In statements that spanned nearly two hours, Gelfand discounted those communications as "snippets, mostly older documents," with "no probative value" to the case currently before the court.

"Those documents were talking about another time, another possible merger, another situation," he said.

The Sprint and T-Mobile merger, Gelfand said, was fundamentally pro-competition because it would drastically lower costs and lead to increased capacity that would translate to lower prices for consumers. Faced with a growing "arms race" to improve speed and services for consumers, AT&T and Verizon would be forced to follow suit, he said.

"Neither one of those companies welcomes this merger," he said.

Gelfand also countered Pomerantz's arguments regarding the burden of proof in the case, saying it was up to the states to show that the merger, if completed, would lead to "substantially less" competition in the form of higher prices and lower-quality services.

T-Mobile has argued in court papers and at trial that each of the merging firms had assets that would fix the other's main competitive challenges, and said a combined company would be better positioned to "take it to" AT&T and Verizon than they would be as stand-alone companies.

For instance, T-Mobile said it would be able to capitalize on Sprint's midband spectrum to increase capacity, while its own low-band spectrum assets would address Sprint's coverage issues. In the end, the company said, a combination of the "complimentary assets" would create a network with double the total capacity and three times the 5G capability of the stand-alone networks.

The states' experts, meanwhile, had done little to undermine that vision of a postmerger landscape and thus had failed to carry their burden, Gelfand said.

"I know Mr. Pomerantz wants to shift all the burden in this case to us, but it remains with them," Gelfand said.

U.S. District Judge Victor Marrero, who is presiding over the case, adjourned Wednesday's hearing without a ruling. A decision on whether to enjoin the merger is expected in the coming weeks.

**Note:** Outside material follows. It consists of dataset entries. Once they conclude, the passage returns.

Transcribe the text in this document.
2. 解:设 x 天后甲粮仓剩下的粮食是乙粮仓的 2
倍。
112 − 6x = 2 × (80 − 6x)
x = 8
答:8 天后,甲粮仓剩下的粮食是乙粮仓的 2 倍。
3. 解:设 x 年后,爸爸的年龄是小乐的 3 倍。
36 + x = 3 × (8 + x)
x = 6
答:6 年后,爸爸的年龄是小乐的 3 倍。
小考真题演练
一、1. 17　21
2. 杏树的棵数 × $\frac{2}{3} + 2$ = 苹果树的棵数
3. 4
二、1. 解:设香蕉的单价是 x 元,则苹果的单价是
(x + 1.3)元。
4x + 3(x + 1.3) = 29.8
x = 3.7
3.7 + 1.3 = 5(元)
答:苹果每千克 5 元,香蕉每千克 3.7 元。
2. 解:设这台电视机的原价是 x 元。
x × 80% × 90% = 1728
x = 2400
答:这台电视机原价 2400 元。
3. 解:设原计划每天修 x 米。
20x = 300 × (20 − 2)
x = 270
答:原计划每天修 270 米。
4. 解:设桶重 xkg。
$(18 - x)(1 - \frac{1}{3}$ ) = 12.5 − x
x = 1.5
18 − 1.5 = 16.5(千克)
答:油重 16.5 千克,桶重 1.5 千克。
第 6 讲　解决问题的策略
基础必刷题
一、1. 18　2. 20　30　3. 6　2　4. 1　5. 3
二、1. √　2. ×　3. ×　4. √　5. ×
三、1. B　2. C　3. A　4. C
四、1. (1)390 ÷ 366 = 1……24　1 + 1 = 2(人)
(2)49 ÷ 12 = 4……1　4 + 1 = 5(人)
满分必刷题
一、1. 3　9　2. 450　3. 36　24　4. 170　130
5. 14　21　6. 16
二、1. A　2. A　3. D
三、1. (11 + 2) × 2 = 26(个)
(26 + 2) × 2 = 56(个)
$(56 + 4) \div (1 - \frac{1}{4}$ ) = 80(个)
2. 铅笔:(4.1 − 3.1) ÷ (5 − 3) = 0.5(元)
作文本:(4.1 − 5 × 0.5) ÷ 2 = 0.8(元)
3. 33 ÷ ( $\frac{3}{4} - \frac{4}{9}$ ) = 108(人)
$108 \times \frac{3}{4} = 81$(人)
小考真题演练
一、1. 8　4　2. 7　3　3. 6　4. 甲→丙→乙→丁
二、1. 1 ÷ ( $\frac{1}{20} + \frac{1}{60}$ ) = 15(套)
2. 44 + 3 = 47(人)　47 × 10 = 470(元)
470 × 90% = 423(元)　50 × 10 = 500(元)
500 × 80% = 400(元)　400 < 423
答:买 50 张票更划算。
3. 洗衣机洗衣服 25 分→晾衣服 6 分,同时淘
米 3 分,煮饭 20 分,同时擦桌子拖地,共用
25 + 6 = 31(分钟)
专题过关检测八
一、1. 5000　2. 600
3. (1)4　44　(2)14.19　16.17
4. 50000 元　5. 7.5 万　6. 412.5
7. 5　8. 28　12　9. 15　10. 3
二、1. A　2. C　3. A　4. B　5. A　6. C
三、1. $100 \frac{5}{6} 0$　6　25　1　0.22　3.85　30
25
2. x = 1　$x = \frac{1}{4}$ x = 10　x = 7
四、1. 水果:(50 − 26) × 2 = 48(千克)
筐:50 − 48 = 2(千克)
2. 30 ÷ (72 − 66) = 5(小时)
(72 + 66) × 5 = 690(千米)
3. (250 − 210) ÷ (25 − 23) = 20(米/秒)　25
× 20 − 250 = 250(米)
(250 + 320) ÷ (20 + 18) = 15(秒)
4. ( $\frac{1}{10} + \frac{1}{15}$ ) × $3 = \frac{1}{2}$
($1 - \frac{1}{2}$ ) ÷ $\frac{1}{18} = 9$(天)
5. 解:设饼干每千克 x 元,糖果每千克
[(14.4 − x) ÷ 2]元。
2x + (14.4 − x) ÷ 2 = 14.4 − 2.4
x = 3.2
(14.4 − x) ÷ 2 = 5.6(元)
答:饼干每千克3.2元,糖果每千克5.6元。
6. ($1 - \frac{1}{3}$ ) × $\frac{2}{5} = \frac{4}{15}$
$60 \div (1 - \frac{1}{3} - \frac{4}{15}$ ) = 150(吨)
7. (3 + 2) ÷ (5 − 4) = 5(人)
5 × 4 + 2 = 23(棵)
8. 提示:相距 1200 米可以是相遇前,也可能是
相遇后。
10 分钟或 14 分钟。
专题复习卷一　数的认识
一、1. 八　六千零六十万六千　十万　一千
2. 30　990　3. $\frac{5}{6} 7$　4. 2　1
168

The U.S. Department of Justice already approved the merger in July, a month after the states filed their lawsuit.

They claim that promises of lightning-fast speeds and increased capacity could not be verified through an investigation and might not be available to consumers until several years in the future, if at all.

Any decision from Marrero could be appealed to the U.S. Court of Appeals for the Second Circuit.